A double-blind, placebo-controlled clinical trial by Warner et al¹⁶ reported that routine NRT was not beneficial in the management of perioperative nicotine withdrawal in smokers who underwent elective surgery. Lee and Afessa¹⁷ conducted a retrospective case-control study in which they identified 90 cases (smokers who received nicotine replacement in the first 24 h of their medical ICU admission) and 90 controls (smokers who did not receive nicotine replacement), matched for APACHE III score and age. Unadjusted mortality was 20% in those who received nicotine replacement, and 7% in those who did not. When adjusted for severity of illness and mechanical ventilation, those who received NRT still had significantly higher mortality (odds ratio 24.6, CI 3.6–167.6). They concluded that NRT was associated with increased hospital mortality in critically ill subjects. Although their findings are striking, it was a single-center, retrospective study.

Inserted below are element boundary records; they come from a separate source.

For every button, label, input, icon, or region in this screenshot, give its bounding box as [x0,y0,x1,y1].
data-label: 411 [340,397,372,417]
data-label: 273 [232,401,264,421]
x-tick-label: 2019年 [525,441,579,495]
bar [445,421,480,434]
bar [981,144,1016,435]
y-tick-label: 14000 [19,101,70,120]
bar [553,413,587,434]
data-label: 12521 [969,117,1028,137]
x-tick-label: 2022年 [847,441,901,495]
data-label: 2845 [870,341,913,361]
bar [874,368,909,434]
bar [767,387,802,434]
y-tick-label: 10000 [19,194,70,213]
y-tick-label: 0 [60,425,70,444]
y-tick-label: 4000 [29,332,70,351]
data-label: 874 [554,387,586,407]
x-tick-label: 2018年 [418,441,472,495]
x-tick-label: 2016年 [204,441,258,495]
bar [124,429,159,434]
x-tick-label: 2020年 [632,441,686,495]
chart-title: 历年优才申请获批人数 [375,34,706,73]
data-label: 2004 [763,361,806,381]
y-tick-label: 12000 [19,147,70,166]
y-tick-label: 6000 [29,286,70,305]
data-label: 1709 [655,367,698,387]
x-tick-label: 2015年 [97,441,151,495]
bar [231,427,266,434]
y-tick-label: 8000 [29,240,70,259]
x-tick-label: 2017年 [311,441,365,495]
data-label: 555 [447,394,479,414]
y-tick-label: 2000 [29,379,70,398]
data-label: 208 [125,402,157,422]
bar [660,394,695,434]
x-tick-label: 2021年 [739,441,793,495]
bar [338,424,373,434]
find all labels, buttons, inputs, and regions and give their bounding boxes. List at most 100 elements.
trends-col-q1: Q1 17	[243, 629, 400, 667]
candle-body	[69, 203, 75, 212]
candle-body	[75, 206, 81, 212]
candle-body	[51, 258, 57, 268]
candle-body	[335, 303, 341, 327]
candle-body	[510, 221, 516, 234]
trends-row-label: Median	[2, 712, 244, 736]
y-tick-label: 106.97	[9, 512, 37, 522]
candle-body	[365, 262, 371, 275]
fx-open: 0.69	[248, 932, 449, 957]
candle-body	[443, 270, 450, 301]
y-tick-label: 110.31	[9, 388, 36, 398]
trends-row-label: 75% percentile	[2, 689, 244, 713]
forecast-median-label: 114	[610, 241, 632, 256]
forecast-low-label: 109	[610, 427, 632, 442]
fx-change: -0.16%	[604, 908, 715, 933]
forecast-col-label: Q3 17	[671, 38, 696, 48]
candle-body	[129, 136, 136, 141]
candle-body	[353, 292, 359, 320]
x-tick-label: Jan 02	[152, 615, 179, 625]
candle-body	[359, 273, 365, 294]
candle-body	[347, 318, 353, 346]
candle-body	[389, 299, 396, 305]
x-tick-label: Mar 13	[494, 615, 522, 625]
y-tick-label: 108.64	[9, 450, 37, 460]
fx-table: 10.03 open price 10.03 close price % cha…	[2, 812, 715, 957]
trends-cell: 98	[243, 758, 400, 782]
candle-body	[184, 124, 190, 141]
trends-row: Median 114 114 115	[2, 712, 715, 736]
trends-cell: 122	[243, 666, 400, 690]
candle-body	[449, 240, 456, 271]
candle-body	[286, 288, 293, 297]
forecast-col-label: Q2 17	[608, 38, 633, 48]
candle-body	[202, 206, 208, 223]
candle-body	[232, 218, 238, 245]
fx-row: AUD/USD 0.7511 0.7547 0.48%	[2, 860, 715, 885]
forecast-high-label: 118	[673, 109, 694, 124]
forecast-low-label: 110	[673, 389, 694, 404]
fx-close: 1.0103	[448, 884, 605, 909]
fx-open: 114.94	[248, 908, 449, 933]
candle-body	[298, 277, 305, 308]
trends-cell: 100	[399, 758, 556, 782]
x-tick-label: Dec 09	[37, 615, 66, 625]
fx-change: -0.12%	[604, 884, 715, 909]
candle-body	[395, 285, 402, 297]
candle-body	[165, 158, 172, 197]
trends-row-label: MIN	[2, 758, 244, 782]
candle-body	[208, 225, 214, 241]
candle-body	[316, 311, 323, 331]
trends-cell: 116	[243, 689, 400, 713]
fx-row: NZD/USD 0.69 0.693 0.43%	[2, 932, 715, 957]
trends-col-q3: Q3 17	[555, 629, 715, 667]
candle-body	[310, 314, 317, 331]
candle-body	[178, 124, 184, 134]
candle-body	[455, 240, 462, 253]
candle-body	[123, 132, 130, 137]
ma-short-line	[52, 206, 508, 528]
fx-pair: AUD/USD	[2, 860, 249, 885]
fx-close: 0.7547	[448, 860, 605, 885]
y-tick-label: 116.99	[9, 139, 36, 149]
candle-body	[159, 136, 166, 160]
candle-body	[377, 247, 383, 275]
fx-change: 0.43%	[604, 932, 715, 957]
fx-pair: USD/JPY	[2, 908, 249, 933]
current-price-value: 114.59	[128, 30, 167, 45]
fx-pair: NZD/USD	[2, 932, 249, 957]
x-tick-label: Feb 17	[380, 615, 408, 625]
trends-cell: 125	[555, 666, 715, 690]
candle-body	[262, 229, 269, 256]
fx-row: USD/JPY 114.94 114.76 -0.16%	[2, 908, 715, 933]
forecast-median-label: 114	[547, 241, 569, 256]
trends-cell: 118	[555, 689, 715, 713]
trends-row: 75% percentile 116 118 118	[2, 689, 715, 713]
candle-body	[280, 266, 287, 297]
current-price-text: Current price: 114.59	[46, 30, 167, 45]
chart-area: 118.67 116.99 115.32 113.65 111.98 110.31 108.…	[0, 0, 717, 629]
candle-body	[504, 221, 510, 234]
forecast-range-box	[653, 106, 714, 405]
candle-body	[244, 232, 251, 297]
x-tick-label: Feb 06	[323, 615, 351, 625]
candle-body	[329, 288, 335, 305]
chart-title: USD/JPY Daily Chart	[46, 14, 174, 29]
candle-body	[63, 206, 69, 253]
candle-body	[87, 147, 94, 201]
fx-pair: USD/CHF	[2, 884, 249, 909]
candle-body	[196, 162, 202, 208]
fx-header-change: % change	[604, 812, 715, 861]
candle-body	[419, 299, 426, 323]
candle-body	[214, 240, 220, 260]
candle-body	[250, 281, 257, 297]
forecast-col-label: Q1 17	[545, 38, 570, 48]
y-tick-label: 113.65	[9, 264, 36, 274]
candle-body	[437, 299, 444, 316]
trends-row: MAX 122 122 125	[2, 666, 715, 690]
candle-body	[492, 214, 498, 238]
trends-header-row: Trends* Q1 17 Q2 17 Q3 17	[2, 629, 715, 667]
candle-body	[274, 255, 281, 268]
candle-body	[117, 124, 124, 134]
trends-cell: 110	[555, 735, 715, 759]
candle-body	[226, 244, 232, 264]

Paciullo et al¹⁸ studied the impact of NRT on in-hospital mortality following coronary artery bypass graft surgery. Sixty-seven subjects who received NRT were matched with 67 current smokers in terms of baseline demographics and surgical procedures. Mortality was nonsignificantly higher in the NRT group versus the non-NRT smoker group (4.5% vs 0%, P = .08). In a follow-up commentary to Lucidarme et al,² Afessa and Keegan¹⁹ affirmed that, due to the paucity of data describing nicotine withdrawal in the critically ill, prospective studies are needed to address the issues of mortality, as well as prevention and treatment options.

Although this was a pilot study with a small sample size, the positive-trending results indicate further studies should be performed on a larger scale at this and other institutions, to broaden the population of this study. Despite having a broad protocol in which patients from the emergency department or the general medical floor could be included in the study, the majority of subjects in this study were admitted to the ICU from the emergency room; the one subject who was not admitted through the emergency room spent ≤ 1 hour on the general medical floor. In future studies we aim to evaluate the patient population admitted from the general medical floor to the ICU to compare the results to our present study.